Where the fuck was Lancaster with that damn bargain? I’d kill him and end it.
“Or be a bit more original, at least,” Malakai added with a grunt as his own weapon caught a third fae.
I huffed a laugh. “A small-minded people, apparently.”
Out of the corner of my eye, silver glinted. I spun as a fae blade was dropping toward my shoulder?—
But a wall of silver-blue light exploded between us, melting the blade and freezing the fae as he collided with it.
Jezebel stood halfway up the steps, Zanox protecting her. She tossed shields of that myth-born death magic before our side of the fight where our speed wasn’t a match for the fae.
I nodded in thanks, then dove back to the enemy she’d blocked. Jezebel’s magic didn’t kill him. It did shock him, though. Enough for me to slide my sword into his heart.

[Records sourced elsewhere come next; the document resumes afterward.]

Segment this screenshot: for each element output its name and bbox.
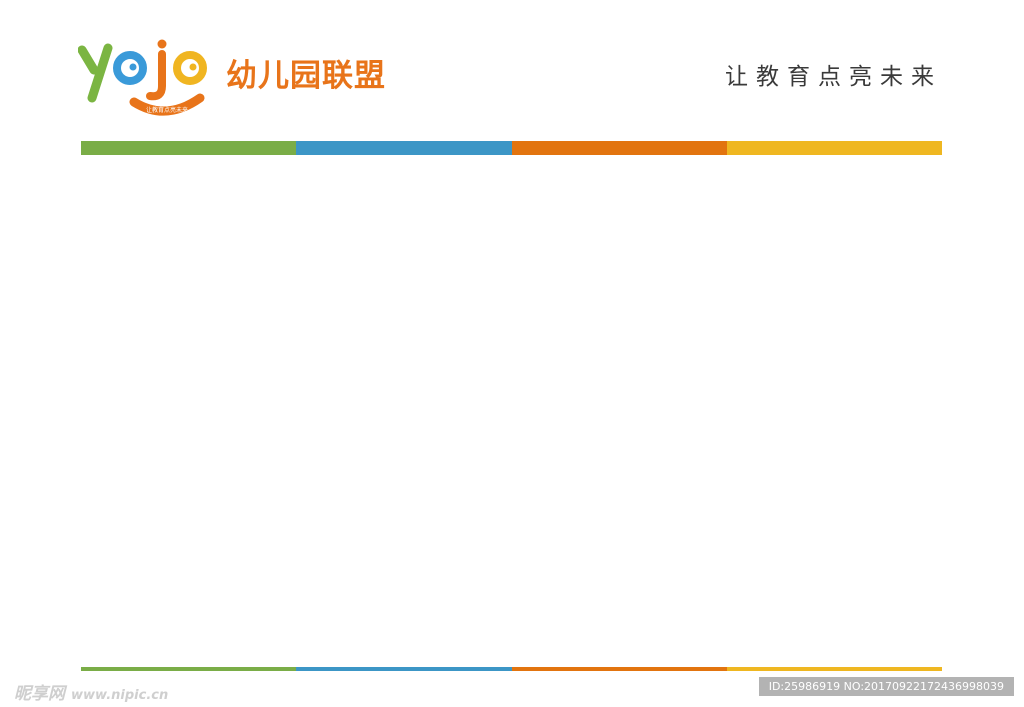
footer-stripe-green	[81, 667, 297, 671]
yojo-logo: 让教育点亮未来	[78, 36, 218, 120]
watermark-text: 昵享网	[14, 684, 65, 704]
site-watermark: 昵享网 www.nipic.cn	[14, 679, 168, 704]
logo-letter-j	[146, 50, 166, 101]
slogan-text: 让教育点亮未来	[725, 64, 942, 90]
stripe-green	[81, 141, 297, 155]
image-id-stamp: ID:25986919 NO:20170922172436998039	[758, 677, 1014, 696]
logo-letter-y	[78, 43, 113, 103]
stripe-orange	[511, 141, 727, 155]
yojo-logo-graphic: 让教育点亮未来	[78, 39, 207, 116]
watermark-url: www.nipic.cn	[71, 688, 169, 703]
header-color-stripe	[81, 141, 942, 155]
stripe-yellow	[726, 141, 942, 155]
logo-ribbon-text: 让教育点亮未来	[146, 106, 188, 114]
stripe-blue	[296, 141, 512, 155]
footer-color-stripe	[81, 667, 942, 671]
brand-name: 幼儿园联盟	[226, 58, 386, 94]
letterhead-page: 让教育点亮未来 幼儿园联盟 让教育点亮未来 昵享网 www.nipic.cn ID…	[0, 0, 1024, 707]
logo-letter-j-dot	[157, 39, 167, 49]
footer-stripe-yellow	[726, 667, 942, 671]
footer-stripe-orange	[511, 667, 727, 671]
footer-stripe-blue	[296, 667, 512, 671]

He crashed to his knees, and I kicked him off my blade, thick crimson dripping to the cave floor.
Amid the fighting, my eyes flashed to Vale. She was braced with her short sword, a matching set of triple-bladed daggers at her hip. Her eyes glazed over for a moment. She was reading every move to know where to jump in next. A starsdamned genius, my Stargirl. I adjusted to stand in front of her while she was vulnerable.

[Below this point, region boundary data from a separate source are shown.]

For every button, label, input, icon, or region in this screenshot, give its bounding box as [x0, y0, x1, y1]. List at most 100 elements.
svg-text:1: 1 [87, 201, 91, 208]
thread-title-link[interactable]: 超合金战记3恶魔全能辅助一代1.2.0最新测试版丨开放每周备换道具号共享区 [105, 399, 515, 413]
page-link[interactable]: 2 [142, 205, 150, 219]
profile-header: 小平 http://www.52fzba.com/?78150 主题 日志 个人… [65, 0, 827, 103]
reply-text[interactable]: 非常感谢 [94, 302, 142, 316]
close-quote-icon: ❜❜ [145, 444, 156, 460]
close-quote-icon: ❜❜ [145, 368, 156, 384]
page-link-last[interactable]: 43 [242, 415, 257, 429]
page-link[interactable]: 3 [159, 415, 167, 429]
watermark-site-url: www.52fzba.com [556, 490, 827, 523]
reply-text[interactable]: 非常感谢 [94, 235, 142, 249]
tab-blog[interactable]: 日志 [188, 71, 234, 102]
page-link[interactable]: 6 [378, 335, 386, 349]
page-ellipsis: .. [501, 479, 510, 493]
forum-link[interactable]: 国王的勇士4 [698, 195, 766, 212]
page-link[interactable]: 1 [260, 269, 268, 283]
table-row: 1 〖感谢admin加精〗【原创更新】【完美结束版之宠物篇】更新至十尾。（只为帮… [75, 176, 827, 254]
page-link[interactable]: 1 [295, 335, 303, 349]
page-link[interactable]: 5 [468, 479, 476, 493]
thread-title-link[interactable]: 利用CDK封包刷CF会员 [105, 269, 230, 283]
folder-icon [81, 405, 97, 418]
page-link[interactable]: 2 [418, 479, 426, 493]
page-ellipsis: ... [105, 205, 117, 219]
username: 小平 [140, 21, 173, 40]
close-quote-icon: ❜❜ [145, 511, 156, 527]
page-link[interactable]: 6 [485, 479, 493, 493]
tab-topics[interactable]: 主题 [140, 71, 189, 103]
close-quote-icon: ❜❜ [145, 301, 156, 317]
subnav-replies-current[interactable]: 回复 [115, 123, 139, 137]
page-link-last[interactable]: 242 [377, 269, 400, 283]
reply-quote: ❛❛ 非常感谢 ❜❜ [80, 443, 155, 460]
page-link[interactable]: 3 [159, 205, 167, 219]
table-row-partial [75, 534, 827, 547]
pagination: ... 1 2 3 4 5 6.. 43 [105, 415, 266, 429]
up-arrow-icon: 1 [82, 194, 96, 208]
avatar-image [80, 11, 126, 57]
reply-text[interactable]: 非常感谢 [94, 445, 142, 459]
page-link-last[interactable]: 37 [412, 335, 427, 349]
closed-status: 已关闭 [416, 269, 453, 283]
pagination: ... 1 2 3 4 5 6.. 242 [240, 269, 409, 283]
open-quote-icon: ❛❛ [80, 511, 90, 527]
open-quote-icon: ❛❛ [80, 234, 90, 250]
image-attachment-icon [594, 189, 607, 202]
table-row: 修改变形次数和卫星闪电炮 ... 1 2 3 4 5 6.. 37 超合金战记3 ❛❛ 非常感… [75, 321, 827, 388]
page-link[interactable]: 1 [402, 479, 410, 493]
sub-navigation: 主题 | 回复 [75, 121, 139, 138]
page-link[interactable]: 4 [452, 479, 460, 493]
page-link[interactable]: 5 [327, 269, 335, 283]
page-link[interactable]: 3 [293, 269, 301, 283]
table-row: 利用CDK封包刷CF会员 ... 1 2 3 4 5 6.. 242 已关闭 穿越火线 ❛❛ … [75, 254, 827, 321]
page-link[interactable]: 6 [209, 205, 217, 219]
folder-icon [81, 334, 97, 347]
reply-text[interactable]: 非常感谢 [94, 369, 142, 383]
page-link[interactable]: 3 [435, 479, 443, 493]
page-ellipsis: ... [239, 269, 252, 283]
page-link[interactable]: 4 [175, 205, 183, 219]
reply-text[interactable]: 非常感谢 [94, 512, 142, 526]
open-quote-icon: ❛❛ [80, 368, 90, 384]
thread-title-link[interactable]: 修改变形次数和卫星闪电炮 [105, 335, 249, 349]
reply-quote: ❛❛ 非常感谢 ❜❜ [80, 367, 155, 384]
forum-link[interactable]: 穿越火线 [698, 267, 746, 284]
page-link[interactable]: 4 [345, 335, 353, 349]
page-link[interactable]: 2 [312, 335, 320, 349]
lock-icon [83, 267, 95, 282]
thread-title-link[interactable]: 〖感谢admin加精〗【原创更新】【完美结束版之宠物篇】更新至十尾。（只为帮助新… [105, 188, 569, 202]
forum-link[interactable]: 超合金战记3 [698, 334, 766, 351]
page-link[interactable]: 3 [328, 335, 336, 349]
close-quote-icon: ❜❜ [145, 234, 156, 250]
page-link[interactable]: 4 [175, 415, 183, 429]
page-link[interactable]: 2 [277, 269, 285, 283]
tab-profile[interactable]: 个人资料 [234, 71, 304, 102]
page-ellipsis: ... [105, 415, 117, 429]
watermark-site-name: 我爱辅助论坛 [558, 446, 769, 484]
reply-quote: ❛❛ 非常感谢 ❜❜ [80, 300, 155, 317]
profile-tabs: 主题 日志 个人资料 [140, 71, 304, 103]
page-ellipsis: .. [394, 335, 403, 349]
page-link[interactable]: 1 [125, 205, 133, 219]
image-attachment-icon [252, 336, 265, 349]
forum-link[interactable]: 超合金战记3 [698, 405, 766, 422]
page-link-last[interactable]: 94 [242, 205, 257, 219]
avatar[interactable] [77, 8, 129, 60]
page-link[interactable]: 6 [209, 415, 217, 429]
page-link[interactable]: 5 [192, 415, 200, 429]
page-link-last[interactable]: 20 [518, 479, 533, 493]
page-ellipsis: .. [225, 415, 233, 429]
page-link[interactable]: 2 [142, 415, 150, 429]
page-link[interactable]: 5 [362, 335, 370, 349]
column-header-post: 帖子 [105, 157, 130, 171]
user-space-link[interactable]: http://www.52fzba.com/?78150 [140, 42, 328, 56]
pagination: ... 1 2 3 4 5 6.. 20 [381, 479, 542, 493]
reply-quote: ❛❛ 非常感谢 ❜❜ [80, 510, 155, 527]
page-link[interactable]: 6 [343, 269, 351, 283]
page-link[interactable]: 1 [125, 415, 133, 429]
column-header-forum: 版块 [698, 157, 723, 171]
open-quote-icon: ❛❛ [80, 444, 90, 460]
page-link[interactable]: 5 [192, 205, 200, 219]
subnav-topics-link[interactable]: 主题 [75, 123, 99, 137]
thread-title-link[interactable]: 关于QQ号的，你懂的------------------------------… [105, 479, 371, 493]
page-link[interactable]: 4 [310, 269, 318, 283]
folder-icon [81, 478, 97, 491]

Her magic had been so strong tonight. She told me before the Gates—after that Ascension reading and the Rites—she wanted to try to read more of the Angels, but right now, we needed her present here.
It only took her a split second to gather each reading her Fates were passing to her. Then, with a grimace, she charged at one of the fae.
And while Vale mainly used magic as her weapon, she was not inept with a blade. Far from it. She’d told us that she’d trained at the temple—that every acolyte was required to be sharp in every way that counted—but cursed fucking Angels, I hadn’t expected the swiftness and accuracy to be so enhanced since the last time I’d seen her fight.
It was like with those pieces Titus had stolen, she’d taken the gaping edges around the hollows and honed them. Turned them into a hardened form of what she was before and swore to allow no one to take from her ever again.
In the blink of an eye, she launched a dagger at a fae across the cavern with his eyes set on Santorina. The three blades were a blur of silver as they spun, slicing across his neck.
“That’s my fucking Stargirl!” I shouted, fighting to keep my attention on the fae advancing on me.
Barrett, Dax, and Celissia were weaving their way among the pointed-eared bastards with non-lethal blows. Enough to give the rest of us an opening, but their true target was clear: Nassik and the three Engrossian soldiers shielding him.
Over the chaos of finding my next opponent, I called to Malakai, “Mila?”
“Khrysaor” was all he grunted in response as he parried his attacker. One glance up to the theater seats showed a still-unconscious figure beneath Dynaxtar’s wing.
The sphinx perched at the highest step, watching ruin unfold below, but Sapphire…
“Cursed Spirits,” I murmured.
The pegasus flared her wings, no longer bleeding, and pranced impatiently in place. She may be a mythical creature, but she bore the heart of a warrior horse. And her distressed eyes were on her rider.